I stumbled on this article tonight on Psych Central and decided to share it. If you ever need to be forgiven or to forgive someone else, these guidelines will help you through that tough situation.
Forgiveness can be a gift that we give to ourselves. Here are some easy steps towards forgiveness:
- Acknowledge your own inner pain.
- Express those emotions in non-hurtful ways without yelling or attacking.
- Protect yourself from further victimization.
- Try to understand the point of view and motivations of the person to be forgiven; replace anger with compassion.
- Forgive yourself for your role in the relationship.
- Decide whether to remain in the relationship.
- Perform the overt act of forgiveness verbally or in writing. If the person is dead or unreachable, you can still write down your feelings in letter form.
What Forgiveness Is Not…
- Forgiveness is not forgetting or pretending it didn’t happen. It did happen, and we need to retain the lesson learned without holding onto the pain.

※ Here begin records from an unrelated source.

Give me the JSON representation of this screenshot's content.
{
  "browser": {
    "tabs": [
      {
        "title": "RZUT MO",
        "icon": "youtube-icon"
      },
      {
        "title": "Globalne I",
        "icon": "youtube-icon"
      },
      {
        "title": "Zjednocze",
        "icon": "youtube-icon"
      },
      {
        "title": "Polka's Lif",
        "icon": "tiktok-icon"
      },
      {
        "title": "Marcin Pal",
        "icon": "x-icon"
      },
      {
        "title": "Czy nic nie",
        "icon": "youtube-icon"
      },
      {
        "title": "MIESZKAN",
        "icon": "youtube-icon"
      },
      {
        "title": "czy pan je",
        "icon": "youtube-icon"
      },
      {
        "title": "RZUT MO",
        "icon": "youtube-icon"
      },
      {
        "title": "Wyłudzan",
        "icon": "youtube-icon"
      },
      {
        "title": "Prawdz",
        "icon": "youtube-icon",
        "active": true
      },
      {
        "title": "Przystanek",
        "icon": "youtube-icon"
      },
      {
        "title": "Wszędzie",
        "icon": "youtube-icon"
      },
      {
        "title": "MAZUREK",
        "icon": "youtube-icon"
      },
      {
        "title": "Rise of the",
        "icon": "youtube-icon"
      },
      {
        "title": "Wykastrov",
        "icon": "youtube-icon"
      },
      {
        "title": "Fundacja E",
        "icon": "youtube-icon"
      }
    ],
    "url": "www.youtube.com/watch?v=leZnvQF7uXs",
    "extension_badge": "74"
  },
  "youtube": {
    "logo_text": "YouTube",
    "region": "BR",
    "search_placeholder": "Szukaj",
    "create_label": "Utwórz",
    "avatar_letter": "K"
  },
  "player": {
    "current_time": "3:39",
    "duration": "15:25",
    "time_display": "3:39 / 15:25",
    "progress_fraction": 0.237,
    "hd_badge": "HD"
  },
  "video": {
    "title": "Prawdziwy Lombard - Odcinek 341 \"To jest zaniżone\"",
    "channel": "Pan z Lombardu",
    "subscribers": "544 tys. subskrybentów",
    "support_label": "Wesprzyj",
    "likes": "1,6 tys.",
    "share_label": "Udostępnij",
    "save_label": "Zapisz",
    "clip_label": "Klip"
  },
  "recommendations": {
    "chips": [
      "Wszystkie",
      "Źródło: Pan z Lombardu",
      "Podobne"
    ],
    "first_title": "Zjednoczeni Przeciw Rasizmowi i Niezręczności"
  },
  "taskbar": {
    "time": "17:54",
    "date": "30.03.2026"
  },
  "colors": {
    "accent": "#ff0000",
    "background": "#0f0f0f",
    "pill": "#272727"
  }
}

- Forgiveness is not excusing. We excuse a person who is not to blame. We forgive because a wrong was committed.
- Forgiveness is not giving permission to continue hurtful behaviors; nor is it condoning the behavior in the past or in the future.
- Forgiveness is not reconciliation. We have to make a separate decision about whether to reconcile with the person we are forgiving or whether to maintain our distance.